* HSI -2.4 pct, H-shares -3.2 pct, China still shut
* Hong Kong reopens after New Year holiday, China reopens on Friday
* Anemic China, U.S. data aggravate jitters, deepen selloff
* Lenovo headed for biggest single-day loss since 2009
By Clement Tan
Feb 4 (Reuters) - Hong Kong shares stumbled in their first Year of the Horse trading on Tuesday, as the reopened market caught up with plunges elsewhere and Chinese growth-sensitive sectors led losses that made benchmark indexes reel.
Lenovo Group was a striking underperformer as Hong Kong resumed trading after closing at midday Thursday for the Lunar New Year holiday. The stock fell 14 percent, hit by a series of broker downgrades on fears recent deals would dilute earnings amid reports of another joint venture with Sony.

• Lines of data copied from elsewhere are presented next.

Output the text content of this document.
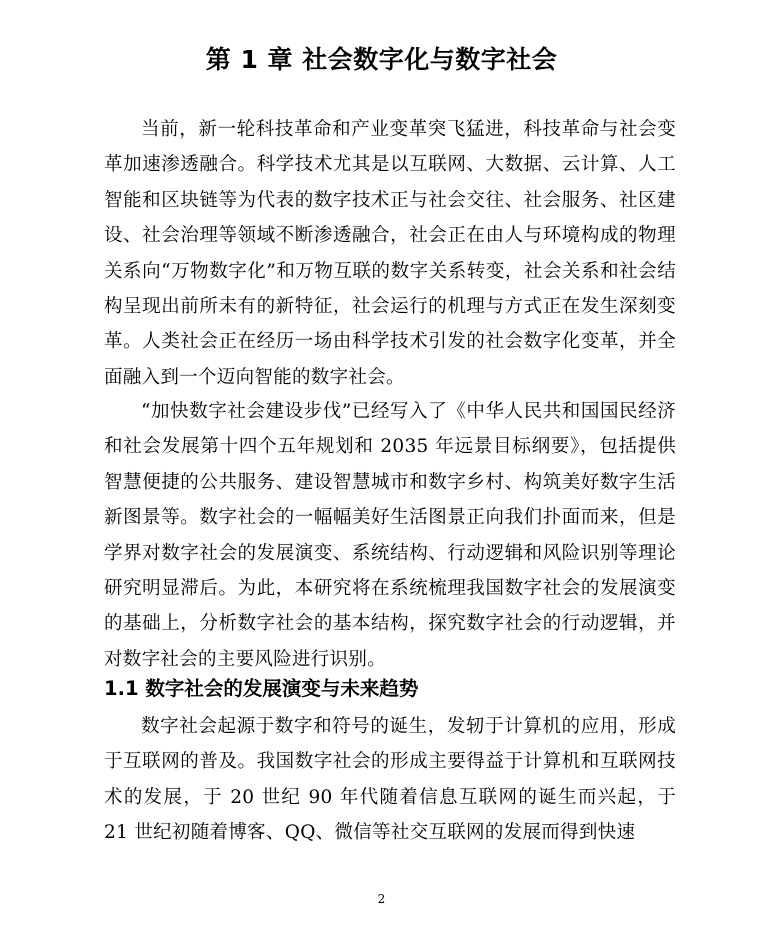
第 1 章 社会数字化与数字社会

当前，新一轮科技革命和产业变革突飞猛进，科技革命与社会变革加速渗透融合。科学技术尤其是以互联网、大数据、云计算、人工智能和区块链等为代表的数字技术正与社会交往、社会服务、社区建设、社会治理等领域不断渗透融合，社会正在由人与环境构成的物理关系向“万物数字化”和万物互联的数字关系转变，社会关系和社会结构呈现出前所未有的新特征，社会运行的机理与方式正在发生深刻变革。人类社会正在经历一场由科学技术引发的社会数字化变革，并全面融入到一个迈向智能的数字社会。

“加快数字社会建设步伐”已经写入了《中华人民共和国国民经济和社会发展第十四个五年规划和 2035 年远景目标纲要》，包括提供智慧便捷的公共服务、建设智慧城市和数字乡村、构筑美好数字生活新图景等。数字社会的一幅幅美好生活图景正向我们扑面而来，但是学界对数字社会的发展演变、系统结构、行动逻辑和风险识别等理论研究明显滞后。为此，本研究将在系统梳理我国数字社会的发展演变的基础上，分析数字社会的基本结构，探究数字社会的行动逻辑，并对数字社会的主要风险进行识别。

1.1 数字社会的发展演变与未来趋势

数字社会起源于数字和符号的诞生，发轫于计算机的应用，形成于互联网的普及。我国数字社会的形成主要得益于计算机和互联网技术的发展，于 20 世纪 90 年代随着信息互联网的诞生而兴起，于 21 世纪初随着博客、QQ、微信等社交互联网的发展而得到快速

2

Mainland Chinese markets remained shut for the holiday and will reopen on Friday.
At midday, the Hang Seng Index was down 2.4 percent at 21,511.1 points, just above chart support seen at August lows at about 21,465.7. The China Enterprises Index dived 3.2 percent to its lowest since August.
Losses tracked a rout on Wall Street after data showed new U.S. manufacturing growth plunging by the most in 33 years, adding to the gloom after China’s official manufacturing purchasing managers’ index (PMI), released over the holiday, hit a six-month low at 50.5 in January versus 51 in December.
Adding to jitters on slowing growth in the world’s second-largest economy, China’s National Bureau of Statistics said on Monday the official non-manufacturing Purchasing Managers’ Index (PMI) fell to a five-year low of 53.4 in January from December’s 54.6.
The Hang Seng benchmark has now slumped more than 10 percent from Dec. 2 highs, while the H-share index is off nearly 18 percent. Both are now less than 10 percent above June 2013 troughs.
“We are getting within 7 percent of last year’s lows and at that level, fundamentals would offer some support at six times price-to-earnings,” said Erwin Sanft, Standard Chartered’s Hong Kong-based China equity strategist. “It is not common to see a market trading at 0.9 times book value for a prolonged period of time.”
“Experienced emerging market investors would be looking at this selldown with great interest, looking to pick up quality names on the dip, but they are still in the minority for now,” Sanft added.
One such counter could be Lenovo Group, whose shares plummeted 14.3 percent on Tuesday in heavy volumes, headed for their biggest single-day loss since January 2009. Among the brokerage downgrades were ones from UBS, Morgan Stanley and Jefferies.
Lenovo’s acquisition of Motorola Mobility for Google Inc. “is a correct move, but will lead to multi-year negative impact on earnings,” Jefferies analysts said in a report dated Feb. 3. They cut their target price for the stock by more than 20 percent and downgrading it from “hold” to “underperform”.
Last week, Lenovo wrapped up two deals totalling $5.2 billion, including the $2.9 billion Motorola Mobility purchase, a deal some in the market saw as too expensive.
On Saturday, Japanese broadcaster NHK reported that Lenovo was in talks with Sony about a possible joint venture to take over Sony’s loss-making Vaio PC business outside of Japan - a report Sony said was inaccurate.
Since hitting their highest close in almost 14 years last Wednesday, Lenovo shares have plunged 21 percent, shaving some HK$24.3 billion ($3.13 billion) off its market capitalization. They are currently trading at 15 times forward 12-month price-to-earnings, according to Thomson Reuters StarMine.
On Tuesday, Chinese financial counters were the leading drags on benchmark indexes. Industrial and Commercial Bank of China and China Construction Bank each slid nearly 3 percent, while CPIC tumbled almost 6 percent.
In another indicator of the extent of Tuesday’s selloff, about four stocks declined for every counter that advanced. Midday turnover was the most robust this year, with short selling accounting for 11.4 percent. Short interest accounted for 84 percent of turnover in the tracker fund.